How now replace him? With the King who comes sanctified by his birth, a noble by his character—Louis XVIII, “a prince known for his enlightenment, his freedom from prejudice, his repudiation of revenge.” He comes bearing in his hand a pledge of pardon to all his enemies. “How sweet it will be, after so many agitations and misfortunes, to rest under the paternal authority of our legitimate sovereign!… Frenchmen, friends, companions in misfortune, let us forget our quarrels, our hates, our errors, to save the fatherland; let us embrace over the ruins of our dear country, and call to our help the heir of Henry IV and Louis XIV… Vive le roi!”132 Is it any wonder that Louis XVIII later said that those fifty pages had been worth to him 100,000 troops?133
Let us leave Chateaubriand here for a while. He was by no means finished; he still had thirty-four years of life in him.
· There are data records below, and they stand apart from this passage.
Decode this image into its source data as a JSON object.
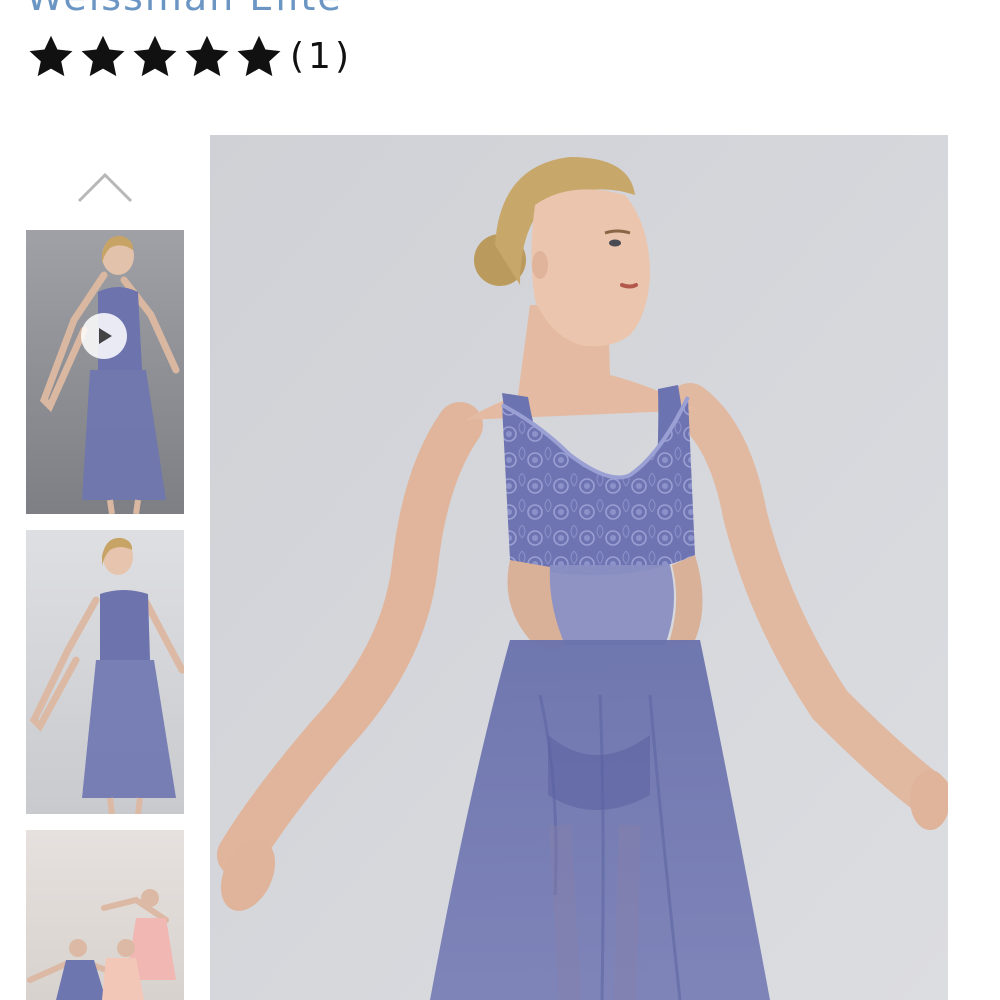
{
  "product": {
    "brand": "Weissman Elite",
    "rating": {
      "stars": 5,
      "count_label": "(1)"
    }
  },
  "gallery": {
    "up_icon": "chevron-up-icon",
    "thumbnails": [
      {
        "kind": "video",
        "icon": "play-icon"
      },
      {
        "kind": "image"
      },
      {
        "kind": "image"
      }
    ]
  },
  "colors": {
    "brand_text": "#6b96c4",
    "dress": "#6e76b0",
    "backdrop": "#d5d7dc"
  }
}
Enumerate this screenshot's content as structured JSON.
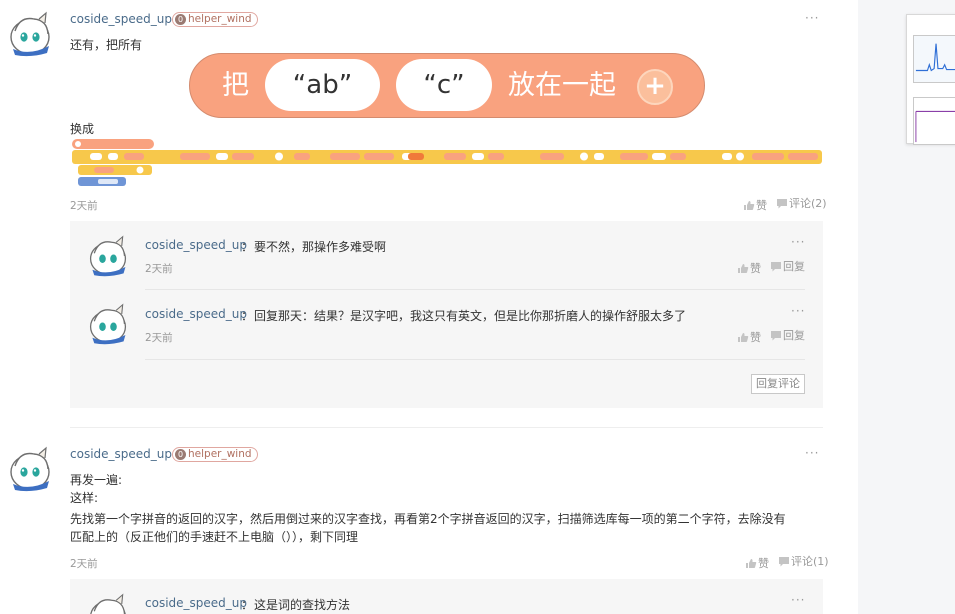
{
  "colors": {
    "link": "#4a6b8a",
    "block_orange": "#f9a27f",
    "block_yellow": "#f7c84b",
    "block_blue": "#6f95d6",
    "reply_bg": "#f6f6f6"
  },
  "icons": {
    "more": "more-dots-icon",
    "like": "thumb-up-icon",
    "comment": "comment-bubble-icon"
  },
  "posts": [
    {
      "username": "coside_speed_up",
      "badge_level": "0",
      "badge_label": "helper_wind",
      "line1": "还有，把所有",
      "block": {
        "verb": "把",
        "slot1": "“ab”",
        "slot2": "“c”",
        "tail": "放在一起",
        "plus": "+"
      },
      "line2": "换成",
      "time": "2天前",
      "like_label": "赞",
      "comment_label": "评论(2)",
      "more": "···",
      "replies": [
        {
          "username": "coside_speed_up",
          "sep": "：",
          "text": "要不然，那操作多难受啊",
          "time": "2天前",
          "like_label": "赞",
          "reply_label": "回复",
          "more": "···"
        },
        {
          "username": "coside_speed_up",
          "sep": "：",
          "text": "回复那天：结果？是汉字吧，我这只有英文，但是比你那折磨人的操作舒服太多了",
          "time": "2天前",
          "like_label": "赞",
          "reply_label": "回复",
          "more": "···"
        }
      ],
      "reply_button": "回复评论"
    },
    {
      "username": "coside_speed_up",
      "badge_level": "0",
      "badge_label": "helper_wind",
      "lines": [
        "再发一遍:",
        "这样:",
        "先找第一个字拼音的返回的汉字，然后用倒过来的汉字查找，再看第2个字拼音返回的汉字，扫描筛选库每一项的第二个字符，去除没有",
        "匹配上的（反正他们的手速赶不上电脑（）），剩下同理"
      ],
      "time": "2天前",
      "like_label": "赞",
      "comment_label": "评论(1)",
      "more": "···",
      "replies": [
        {
          "username": "coside_speed_up",
          "sep": "：",
          "text": "这是词的查找方法",
          "more": "···"
        }
      ]
    }
  ]
}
He was to play an active role in Restoration politics, was still to gather mistresses, ending at last in the arms of a Récamier who was graduating from beauty to benevolence. He spent more and more of his time on his Mémoires; and now that his enemy was immured in a distant island, itself imprisoned by the sea, he could write of him—as he did for 456 pages—in a mood made milder by time and victory. He lived till 1848, having seen three French Revolutions.